Life for the average Cambodian today is significantly better than it was 30 years ago, but there are still many aspects of the political vision laid out in the Paris Peace Agreements which have not yet been realized. There is still room for further efforts to enhance the independence of the judiciary, strengthen anticorruption efforts, ensure transparency, and promote competitive and accessible multi-party elections.

The PPAs are now over 30 years old, and this is a particularly appropriate time to review their importance. Most Cambodian citizens were either not alive or were very young when the PPAs were signed. As young Cambodians increasingly take on decision-making roles in the economic and political spheres, it is even more important than that the story of how peace was achieved in Cambodia is remembered. There would not have been a “Win-Win Policy” if the Paris Peace Agreements had not begun the process of resolving the country’s conflict.
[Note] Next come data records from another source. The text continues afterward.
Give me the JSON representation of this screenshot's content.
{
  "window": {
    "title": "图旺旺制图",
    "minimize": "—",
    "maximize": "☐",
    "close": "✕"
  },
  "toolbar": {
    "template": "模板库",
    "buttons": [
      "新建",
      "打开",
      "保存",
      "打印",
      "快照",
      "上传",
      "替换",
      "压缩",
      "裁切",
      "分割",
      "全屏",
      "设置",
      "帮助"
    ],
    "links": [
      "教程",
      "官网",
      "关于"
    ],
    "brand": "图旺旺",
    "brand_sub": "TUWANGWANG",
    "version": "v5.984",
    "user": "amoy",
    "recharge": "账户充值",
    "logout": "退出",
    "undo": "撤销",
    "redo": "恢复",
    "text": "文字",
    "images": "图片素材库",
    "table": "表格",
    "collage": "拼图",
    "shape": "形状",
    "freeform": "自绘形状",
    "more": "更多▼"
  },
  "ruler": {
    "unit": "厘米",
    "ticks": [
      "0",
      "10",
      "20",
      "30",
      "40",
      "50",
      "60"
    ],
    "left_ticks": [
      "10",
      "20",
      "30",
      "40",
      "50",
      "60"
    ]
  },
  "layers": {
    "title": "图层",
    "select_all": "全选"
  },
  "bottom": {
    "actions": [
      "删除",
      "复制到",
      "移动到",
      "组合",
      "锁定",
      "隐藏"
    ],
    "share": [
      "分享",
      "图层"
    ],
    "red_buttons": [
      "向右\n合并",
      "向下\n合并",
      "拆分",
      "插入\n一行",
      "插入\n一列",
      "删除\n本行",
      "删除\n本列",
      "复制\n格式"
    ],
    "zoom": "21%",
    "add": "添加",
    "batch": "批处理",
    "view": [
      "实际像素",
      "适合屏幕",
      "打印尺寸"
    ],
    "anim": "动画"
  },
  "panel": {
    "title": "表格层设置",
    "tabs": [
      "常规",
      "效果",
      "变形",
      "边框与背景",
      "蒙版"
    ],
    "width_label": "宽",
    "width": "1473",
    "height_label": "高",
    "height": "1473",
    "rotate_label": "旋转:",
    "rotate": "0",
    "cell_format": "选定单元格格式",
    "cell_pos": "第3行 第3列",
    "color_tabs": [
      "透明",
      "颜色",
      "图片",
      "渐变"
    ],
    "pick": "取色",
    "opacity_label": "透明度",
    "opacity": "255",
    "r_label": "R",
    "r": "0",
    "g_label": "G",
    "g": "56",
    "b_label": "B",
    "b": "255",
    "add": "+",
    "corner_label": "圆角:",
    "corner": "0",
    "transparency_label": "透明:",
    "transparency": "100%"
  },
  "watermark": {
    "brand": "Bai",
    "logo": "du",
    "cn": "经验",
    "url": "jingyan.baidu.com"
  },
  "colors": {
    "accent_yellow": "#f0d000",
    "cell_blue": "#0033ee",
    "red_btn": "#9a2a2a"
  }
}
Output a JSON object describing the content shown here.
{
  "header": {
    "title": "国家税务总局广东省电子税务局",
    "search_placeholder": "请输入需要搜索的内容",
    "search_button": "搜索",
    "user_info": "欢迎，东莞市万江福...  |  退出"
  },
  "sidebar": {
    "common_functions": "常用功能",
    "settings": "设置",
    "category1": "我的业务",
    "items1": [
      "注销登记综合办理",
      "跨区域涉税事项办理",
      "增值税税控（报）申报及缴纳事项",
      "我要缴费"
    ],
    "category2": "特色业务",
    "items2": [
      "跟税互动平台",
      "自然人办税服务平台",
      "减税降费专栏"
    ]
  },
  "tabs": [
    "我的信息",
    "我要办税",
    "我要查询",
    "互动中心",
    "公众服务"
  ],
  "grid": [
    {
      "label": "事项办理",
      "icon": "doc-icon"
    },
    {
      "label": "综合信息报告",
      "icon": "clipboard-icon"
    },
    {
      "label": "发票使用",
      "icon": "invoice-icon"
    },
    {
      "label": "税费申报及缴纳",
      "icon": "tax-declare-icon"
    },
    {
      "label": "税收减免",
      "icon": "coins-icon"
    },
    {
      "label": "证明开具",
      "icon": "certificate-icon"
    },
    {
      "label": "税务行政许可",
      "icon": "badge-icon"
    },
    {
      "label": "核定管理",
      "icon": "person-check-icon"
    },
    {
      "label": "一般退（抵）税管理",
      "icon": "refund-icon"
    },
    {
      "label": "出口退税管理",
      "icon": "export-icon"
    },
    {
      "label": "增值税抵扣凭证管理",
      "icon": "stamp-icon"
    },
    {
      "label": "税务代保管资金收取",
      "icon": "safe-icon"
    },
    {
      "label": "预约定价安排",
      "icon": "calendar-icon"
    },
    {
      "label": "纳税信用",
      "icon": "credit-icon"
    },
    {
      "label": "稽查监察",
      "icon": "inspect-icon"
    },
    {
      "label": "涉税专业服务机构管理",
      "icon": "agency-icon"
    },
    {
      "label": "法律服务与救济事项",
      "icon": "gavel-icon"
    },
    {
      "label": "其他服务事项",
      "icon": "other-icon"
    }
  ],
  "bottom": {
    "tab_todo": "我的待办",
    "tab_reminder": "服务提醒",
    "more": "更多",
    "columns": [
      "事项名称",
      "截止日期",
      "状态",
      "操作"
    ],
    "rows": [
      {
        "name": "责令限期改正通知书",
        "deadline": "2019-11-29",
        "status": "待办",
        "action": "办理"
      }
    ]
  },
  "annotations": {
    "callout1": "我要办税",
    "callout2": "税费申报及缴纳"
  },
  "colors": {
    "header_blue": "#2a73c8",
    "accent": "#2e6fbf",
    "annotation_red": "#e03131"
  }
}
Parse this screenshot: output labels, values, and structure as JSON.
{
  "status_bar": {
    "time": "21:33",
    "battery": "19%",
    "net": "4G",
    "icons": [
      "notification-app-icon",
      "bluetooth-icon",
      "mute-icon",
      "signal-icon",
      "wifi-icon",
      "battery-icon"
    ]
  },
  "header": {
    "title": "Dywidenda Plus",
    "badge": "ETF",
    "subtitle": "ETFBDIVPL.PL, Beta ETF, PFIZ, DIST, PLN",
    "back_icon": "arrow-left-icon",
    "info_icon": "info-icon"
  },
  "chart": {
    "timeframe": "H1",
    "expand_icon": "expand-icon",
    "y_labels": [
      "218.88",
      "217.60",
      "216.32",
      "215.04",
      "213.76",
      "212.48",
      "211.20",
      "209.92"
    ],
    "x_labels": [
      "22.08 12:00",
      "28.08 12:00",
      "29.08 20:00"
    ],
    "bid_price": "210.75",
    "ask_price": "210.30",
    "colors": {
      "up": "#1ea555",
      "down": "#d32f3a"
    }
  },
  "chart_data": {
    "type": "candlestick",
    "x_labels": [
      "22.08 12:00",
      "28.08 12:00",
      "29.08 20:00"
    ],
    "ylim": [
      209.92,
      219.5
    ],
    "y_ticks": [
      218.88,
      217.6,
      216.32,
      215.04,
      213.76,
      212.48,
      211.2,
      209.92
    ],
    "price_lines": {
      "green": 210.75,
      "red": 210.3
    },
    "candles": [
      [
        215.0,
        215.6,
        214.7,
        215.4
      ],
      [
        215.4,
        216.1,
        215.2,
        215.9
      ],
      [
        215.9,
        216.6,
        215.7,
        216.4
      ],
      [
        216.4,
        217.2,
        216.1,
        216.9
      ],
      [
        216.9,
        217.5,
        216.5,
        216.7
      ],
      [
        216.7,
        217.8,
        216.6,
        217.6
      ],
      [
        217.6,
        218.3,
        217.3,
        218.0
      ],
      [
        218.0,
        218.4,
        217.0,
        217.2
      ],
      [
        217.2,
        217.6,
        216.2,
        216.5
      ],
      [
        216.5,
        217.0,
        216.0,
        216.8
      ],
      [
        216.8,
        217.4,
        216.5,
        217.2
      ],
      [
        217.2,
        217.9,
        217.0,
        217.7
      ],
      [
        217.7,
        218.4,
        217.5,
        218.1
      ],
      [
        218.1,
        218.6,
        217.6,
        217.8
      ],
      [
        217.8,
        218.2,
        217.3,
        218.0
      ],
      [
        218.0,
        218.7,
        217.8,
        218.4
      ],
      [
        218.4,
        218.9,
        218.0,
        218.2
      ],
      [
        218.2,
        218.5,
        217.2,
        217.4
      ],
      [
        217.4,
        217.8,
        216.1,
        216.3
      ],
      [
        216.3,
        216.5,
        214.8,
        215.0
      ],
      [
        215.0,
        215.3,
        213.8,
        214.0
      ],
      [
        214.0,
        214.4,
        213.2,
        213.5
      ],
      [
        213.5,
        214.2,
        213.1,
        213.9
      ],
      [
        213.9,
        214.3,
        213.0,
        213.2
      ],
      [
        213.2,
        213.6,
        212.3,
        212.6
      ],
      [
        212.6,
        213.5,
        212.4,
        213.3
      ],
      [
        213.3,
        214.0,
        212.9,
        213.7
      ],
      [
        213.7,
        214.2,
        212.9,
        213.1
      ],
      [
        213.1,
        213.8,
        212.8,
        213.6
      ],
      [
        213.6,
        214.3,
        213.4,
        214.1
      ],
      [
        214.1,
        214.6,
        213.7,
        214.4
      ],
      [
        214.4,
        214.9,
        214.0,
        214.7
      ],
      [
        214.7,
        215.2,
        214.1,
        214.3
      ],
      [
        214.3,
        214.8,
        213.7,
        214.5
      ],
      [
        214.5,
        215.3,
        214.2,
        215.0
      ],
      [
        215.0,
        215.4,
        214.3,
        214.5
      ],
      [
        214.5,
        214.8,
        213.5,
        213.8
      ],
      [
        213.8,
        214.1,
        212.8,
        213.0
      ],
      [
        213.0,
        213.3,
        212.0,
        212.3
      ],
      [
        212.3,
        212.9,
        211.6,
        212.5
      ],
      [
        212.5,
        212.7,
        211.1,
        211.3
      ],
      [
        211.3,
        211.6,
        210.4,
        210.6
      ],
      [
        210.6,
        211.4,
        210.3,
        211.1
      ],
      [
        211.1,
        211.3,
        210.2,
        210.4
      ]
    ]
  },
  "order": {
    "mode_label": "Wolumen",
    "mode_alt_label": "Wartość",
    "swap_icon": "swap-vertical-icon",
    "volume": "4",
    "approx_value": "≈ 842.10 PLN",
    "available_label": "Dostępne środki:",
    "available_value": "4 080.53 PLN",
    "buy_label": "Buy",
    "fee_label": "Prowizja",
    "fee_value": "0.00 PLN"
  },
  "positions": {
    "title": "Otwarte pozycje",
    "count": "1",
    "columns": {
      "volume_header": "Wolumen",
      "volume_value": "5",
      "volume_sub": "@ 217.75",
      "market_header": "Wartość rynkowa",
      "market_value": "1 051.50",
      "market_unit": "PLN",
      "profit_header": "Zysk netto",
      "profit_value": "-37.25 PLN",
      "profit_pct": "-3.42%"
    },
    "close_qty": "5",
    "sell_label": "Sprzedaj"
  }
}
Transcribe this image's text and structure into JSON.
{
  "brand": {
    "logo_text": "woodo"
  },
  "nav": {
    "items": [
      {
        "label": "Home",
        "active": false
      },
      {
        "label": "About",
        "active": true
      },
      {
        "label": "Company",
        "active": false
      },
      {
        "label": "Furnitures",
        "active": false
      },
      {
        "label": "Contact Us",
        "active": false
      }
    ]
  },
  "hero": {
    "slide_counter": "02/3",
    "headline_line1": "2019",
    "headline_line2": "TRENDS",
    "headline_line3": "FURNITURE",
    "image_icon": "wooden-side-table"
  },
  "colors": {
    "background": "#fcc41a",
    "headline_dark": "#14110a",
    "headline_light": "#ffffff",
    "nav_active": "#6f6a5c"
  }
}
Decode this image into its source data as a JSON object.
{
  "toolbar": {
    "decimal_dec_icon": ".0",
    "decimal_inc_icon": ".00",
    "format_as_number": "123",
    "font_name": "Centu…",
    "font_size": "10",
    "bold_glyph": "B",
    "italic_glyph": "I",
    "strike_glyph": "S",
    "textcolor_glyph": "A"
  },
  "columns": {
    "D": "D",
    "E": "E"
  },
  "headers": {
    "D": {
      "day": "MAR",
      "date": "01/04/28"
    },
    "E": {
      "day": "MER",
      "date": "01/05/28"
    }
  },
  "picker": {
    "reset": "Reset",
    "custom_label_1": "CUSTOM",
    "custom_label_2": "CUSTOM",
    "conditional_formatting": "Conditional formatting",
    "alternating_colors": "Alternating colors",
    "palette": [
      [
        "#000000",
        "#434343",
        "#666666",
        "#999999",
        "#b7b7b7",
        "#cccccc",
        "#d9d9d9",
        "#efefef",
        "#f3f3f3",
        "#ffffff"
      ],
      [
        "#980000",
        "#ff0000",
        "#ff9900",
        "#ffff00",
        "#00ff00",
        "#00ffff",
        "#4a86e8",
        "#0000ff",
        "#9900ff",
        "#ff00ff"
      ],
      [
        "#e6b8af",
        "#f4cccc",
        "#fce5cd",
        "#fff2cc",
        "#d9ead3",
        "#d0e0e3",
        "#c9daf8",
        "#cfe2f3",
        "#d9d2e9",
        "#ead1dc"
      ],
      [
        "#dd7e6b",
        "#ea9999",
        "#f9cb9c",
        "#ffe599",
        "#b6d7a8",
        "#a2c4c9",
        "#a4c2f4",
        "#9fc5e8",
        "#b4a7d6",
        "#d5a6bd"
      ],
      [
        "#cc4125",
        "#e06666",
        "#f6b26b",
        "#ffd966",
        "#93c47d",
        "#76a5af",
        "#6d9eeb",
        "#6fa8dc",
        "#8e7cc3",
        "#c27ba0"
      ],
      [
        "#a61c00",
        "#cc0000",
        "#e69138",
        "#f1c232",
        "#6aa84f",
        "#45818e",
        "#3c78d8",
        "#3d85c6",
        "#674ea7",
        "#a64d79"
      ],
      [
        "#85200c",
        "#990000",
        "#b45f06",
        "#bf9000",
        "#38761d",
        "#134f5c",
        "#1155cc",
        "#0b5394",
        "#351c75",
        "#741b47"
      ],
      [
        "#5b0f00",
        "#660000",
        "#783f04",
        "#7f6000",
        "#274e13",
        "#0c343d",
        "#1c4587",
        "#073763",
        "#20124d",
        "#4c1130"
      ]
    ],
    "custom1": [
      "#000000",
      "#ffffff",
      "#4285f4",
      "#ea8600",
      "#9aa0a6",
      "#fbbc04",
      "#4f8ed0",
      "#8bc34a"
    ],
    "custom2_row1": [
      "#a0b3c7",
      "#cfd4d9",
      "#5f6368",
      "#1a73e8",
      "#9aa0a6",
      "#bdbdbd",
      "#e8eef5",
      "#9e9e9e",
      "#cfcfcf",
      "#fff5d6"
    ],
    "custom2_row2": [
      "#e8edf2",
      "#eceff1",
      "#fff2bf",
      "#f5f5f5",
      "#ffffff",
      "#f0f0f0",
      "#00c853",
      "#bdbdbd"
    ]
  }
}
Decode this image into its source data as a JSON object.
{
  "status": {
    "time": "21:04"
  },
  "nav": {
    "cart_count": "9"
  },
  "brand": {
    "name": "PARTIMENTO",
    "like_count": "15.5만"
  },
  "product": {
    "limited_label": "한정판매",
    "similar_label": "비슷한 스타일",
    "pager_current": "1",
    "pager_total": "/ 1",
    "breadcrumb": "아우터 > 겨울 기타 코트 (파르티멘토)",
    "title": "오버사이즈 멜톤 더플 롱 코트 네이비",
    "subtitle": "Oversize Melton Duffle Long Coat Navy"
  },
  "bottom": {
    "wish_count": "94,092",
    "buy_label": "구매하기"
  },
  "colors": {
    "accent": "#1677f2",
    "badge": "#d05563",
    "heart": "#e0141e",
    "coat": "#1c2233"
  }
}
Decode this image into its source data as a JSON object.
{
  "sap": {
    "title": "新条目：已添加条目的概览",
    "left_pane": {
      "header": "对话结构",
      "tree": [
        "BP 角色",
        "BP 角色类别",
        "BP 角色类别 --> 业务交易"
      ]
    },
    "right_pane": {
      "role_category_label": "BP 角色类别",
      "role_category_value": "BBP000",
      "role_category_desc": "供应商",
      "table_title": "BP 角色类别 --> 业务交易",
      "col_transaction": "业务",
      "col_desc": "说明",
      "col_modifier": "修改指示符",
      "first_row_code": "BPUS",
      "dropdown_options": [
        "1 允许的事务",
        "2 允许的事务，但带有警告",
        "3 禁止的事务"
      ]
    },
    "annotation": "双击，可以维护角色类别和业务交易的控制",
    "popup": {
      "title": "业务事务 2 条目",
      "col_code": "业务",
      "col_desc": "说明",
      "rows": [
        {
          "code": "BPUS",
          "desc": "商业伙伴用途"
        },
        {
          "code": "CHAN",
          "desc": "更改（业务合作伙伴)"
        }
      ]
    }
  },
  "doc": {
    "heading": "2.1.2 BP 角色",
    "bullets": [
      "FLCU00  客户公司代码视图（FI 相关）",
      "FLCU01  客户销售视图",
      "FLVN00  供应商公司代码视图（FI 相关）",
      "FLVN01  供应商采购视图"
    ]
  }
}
A survey of major English language newspapers in Cambodia in 2021 reveals both widespread public discussion of the PPAs as well as a noticeable shift in the way that the agreements were described on the 30th anniversary last October, compared to coverage of the 25th anniversary in 2016. At least 46 articles in 2021 substantively commented on the PPAs compared to only 25 in 2016. In 2021, 37 percent of the articles that commented on the PPAs and their contributions also referenced the “Win-Win Policy” touted by Prime Minister Hun Sen as ending conflict with the Khmer Rouge, compared to less than 1 percent of articles in 2016. Notably, in 2021 at least six articles about the peace process ignored the Paris Peace Agreements and only referenced the “Win-Win Policy.”

Historical narratives naturally evolve over time as new generations use different lenses to reexamine exactly what happened, why it happened, and the role played by that individuals and stakeholder factions in driving national change. For example, the United States has seen a major reevaluation in recent years of the role of non-white citizens and women as drivers of change. Such a reevaluation is most valuable when it presents a more complex and inclusive picture of what happened and supports frank dialogue about what worked, what didn’t, and how lessons from history can support a more positive future. A recent small survey of students in Phnom Penh indicated that most respondents did not have a clear understanding of what the PPAs were or the role they played in bringing peace to Cambodia.

As a new generation of politicians, businesspeople, teachers, and citizens begins to drive policy decisions in Cambodia, it is vital that the full range of complex historical processes that brought the country to where it is today be remembered. One way to do this is to integrate a range of recently published interviews, books, and reports on the PPAs and the peace process in Cambodia into the classroom. A smaller but more visible step would be to reestablish the anniversary of the PPAs on the national calendar, recognizing this date alongside the other key dates that brought peace to Cambodia.